Attention to Detail
The funny thing about the first few days of a New Year is that I catch myself looking forward quite often. There’s nothing wrong with looking forward, just as there’s nothing wrong with looking back towards where you’ve been, as long as you’re grounded in the present. One of the things I love about Mary Oliver poems is her focus on the things in daily life that you might miss if you’re not paying attention. Shell fragments on the beach become a story in a poem that makes me think of a walk on the beach in a different way. The poet, teaching us how to see:
“I go down to the edge of the sea.
How everything shines in the morning light!
The cusp of the whelk,
the broken cupboard of the clam,
the opened, blue mussels,
moon snails, pale pink and barnacle scarred—
and nothing at all whole or shut, but tattered, split,
dropped by the gulls onto the gray rocks and all the
moisture gone.
It’s like a schoolhouse
of little words,
thousands of words.
First you figure out what each one means by itself,
the jingle, the periwinkle, the scallop
full of moonlight.
Then you begin, slowly, to read the whole story.”
– Mary Oliver, Breakage
The other day while leaving Cape Cod I was so caught up in getting things packed up to get to work that I missed an opportunity to go to the dump. Now don’t get me wrong, going to the dump in and of itself is not my favorite activity. But going to the dump with my favorite Navy pilot, well, that’s a different story. But I was so focused on checking boxes and getting tasks done that I let him go off to bring the trash to the transfer station on his own, missing the chance to spend 30 minutes talking about nothing and everything. Moments like that are available if you pay attention, and slip away when you don’t. I’ll regret the lost opportunity, and have already forgotten what was so important for me to get done that I passed it up.

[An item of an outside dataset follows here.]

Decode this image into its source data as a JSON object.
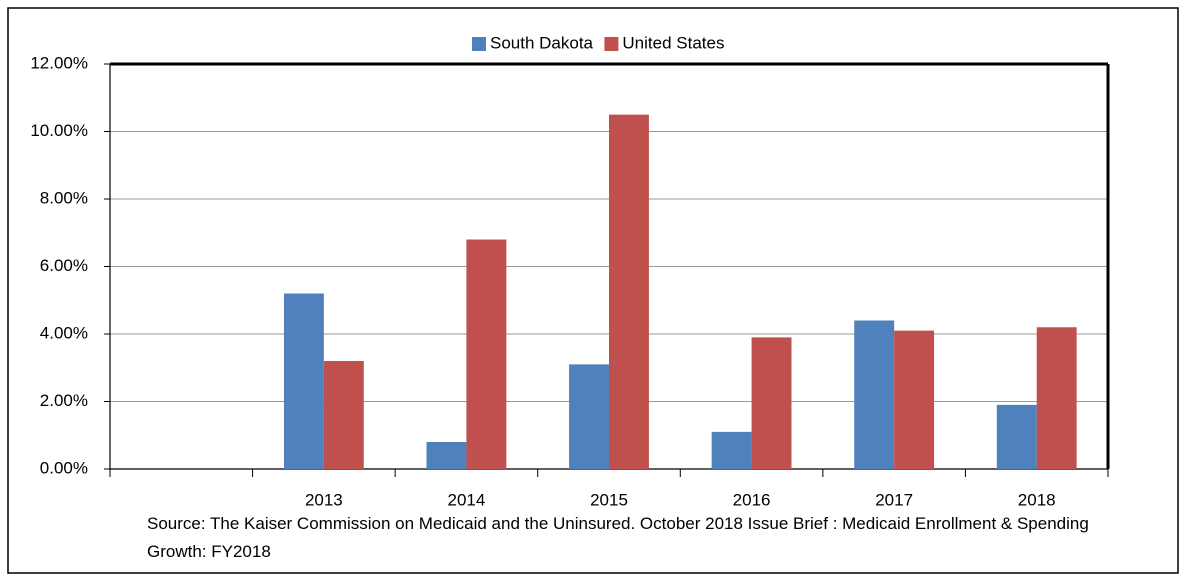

We’re all a work in progress, sometimes things just fall into place and we’re focused on the things that matter most, and sometimes we’re looking the wrong way when the magic moment happens. All we can do is keep chipping away at it, one small bit at a time. I know I’m a much better human than I was ten years ago, and better still than I was twenty years ago. Incremental progress isn’t as stunning as immediate transformation, but the Ebenezer Scrooge kind of overnight transformation isn’t the way most change happens.

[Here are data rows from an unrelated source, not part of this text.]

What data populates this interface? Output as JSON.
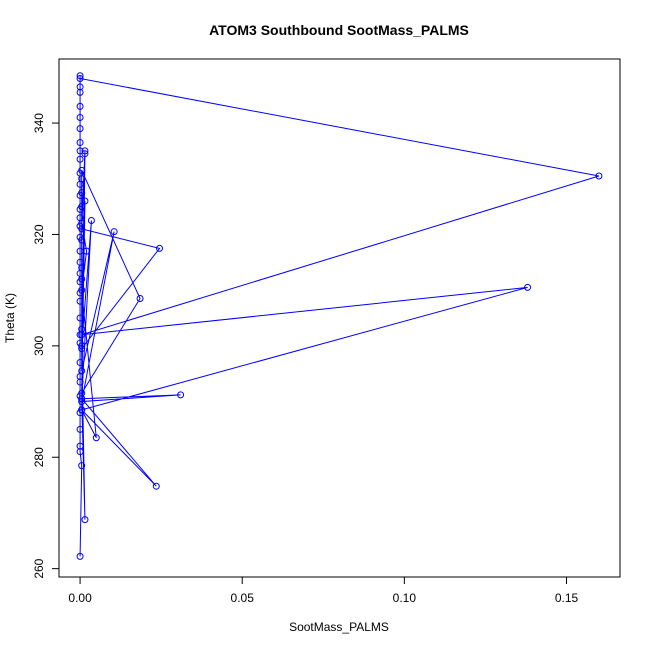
{
  "chart_data": {
    "type": "line",
    "title": "ATOM3 Southbound SootMass_PALMS",
    "xlabel": "SootMass_PALMS",
    "ylabel": "Theta (K)",
    "xlim": [
      -0.0065,
      0.1665
    ],
    "ylim": [
      258.5,
      351.5
    ],
    "x_ticks": [
      0.0,
      0.05,
      0.1,
      0.15
    ],
    "x_tick_labels": [
      "0.00",
      "0.05",
      "0.10",
      "0.15"
    ],
    "y_ticks": [
      260,
      280,
      300,
      320,
      340
    ],
    "y_tick_labels": [
      "260",
      "280",
      "300",
      "320",
      "340"
    ],
    "grid": false,
    "legend": "none",
    "marker": "open-circle",
    "colors": {
      "series": "#0000ff",
      "axes": "#000000"
    },
    "series": [
      {
        "points": [
          [
            0.0,
            262.2
          ],
          [
            0.0005,
            278.5
          ],
          [
            0.0,
            281.0
          ],
          [
            0.0,
            282.0
          ],
          [
            0.0,
            285.0
          ],
          [
            0.0,
            288.0
          ],
          [
            0.0,
            291.0
          ],
          [
            0.0,
            293.5
          ],
          [
            0.0,
            294.5
          ],
          [
            0.0,
            297.0
          ],
          [
            0.0,
            300.5
          ],
          [
            0.0,
            302.0
          ],
          [
            0.0,
            305.0
          ],
          [
            0.0,
            308.0
          ],
          [
            0.0,
            309.5
          ],
          [
            0.0,
            311.5
          ],
          [
            0.0,
            313.0
          ],
          [
            0.0,
            315.0
          ],
          [
            0.0,
            317.0
          ],
          [
            0.0,
            319.5
          ],
          [
            0.0,
            321.5
          ],
          [
            0.0,
            323.0
          ],
          [
            0.0,
            324.5
          ],
          [
            0.0,
            327.0
          ],
          [
            0.0,
            329.0
          ],
          [
            0.0,
            331.0
          ],
          [
            0.0,
            333.5
          ],
          [
            0.0,
            335.0
          ],
          [
            0.0,
            336.5
          ],
          [
            0.0,
            339.0
          ],
          [
            0.0,
            341.0
          ],
          [
            0.0,
            343.0
          ],
          [
            0.0,
            345.5
          ],
          [
            0.0,
            346.5
          ],
          [
            0.0,
            348.5
          ],
          [
            0.0,
            348.0
          ],
          [
            0.16,
            330.5
          ],
          [
            0.0005,
            302.0
          ],
          [
            0.138,
            310.5
          ],
          [
            0.0005,
            288.5
          ],
          [
            0.0015,
            334.5
          ],
          [
            0.0005,
            321.0
          ],
          [
            0.0245,
            317.5
          ],
          [
            0.0005,
            299.5
          ],
          [
            0.0015,
            326.0
          ],
          [
            0.0005,
            291.5
          ],
          [
            0.0185,
            308.5
          ],
          [
            0.0005,
            331.5
          ],
          [
            0.0005,
            295.5
          ],
          [
            0.0105,
            320.5
          ],
          [
            0.0005,
            290.0
          ],
          [
            0.031,
            291.2
          ],
          [
            0.0005,
            290.5
          ],
          [
            0.0015,
            268.8
          ],
          [
            0.0005,
            300.0
          ],
          [
            0.0035,
            322.5
          ],
          [
            0.0005,
            290.5
          ],
          [
            0.0235,
            274.8
          ],
          [
            0.0005,
            288.5
          ],
          [
            0.005,
            283.5
          ],
          [
            0.0005,
            310.0
          ],
          [
            0.002,
            317.0
          ],
          [
            0.0005,
            322.0
          ],
          [
            0.0015,
            335.0
          ],
          [
            0.0005,
            303.0
          ],
          [
            0.0005,
            312.0
          ],
          [
            0.0005,
            314.0
          ],
          [
            0.0005,
            327.5
          ],
          [
            0.0005,
            325.0
          ],
          [
            0.0005,
            330.0
          ],
          [
            0.0005,
            319.0
          ]
        ]
      }
    ]
  }
}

“Every action you take is a vote for the type of person you wish to become.” – James Clear
So I keep taking action, one step forward and sometimes two steps back. But in general I see incremental improvement. Learn from the mistakes, change our action next time if lucky enough to be offered a similar opportunity in the future. Do those things now that matter most. That starts with getting out of your own head and paying attention. Begin, slowly, to read the whole story.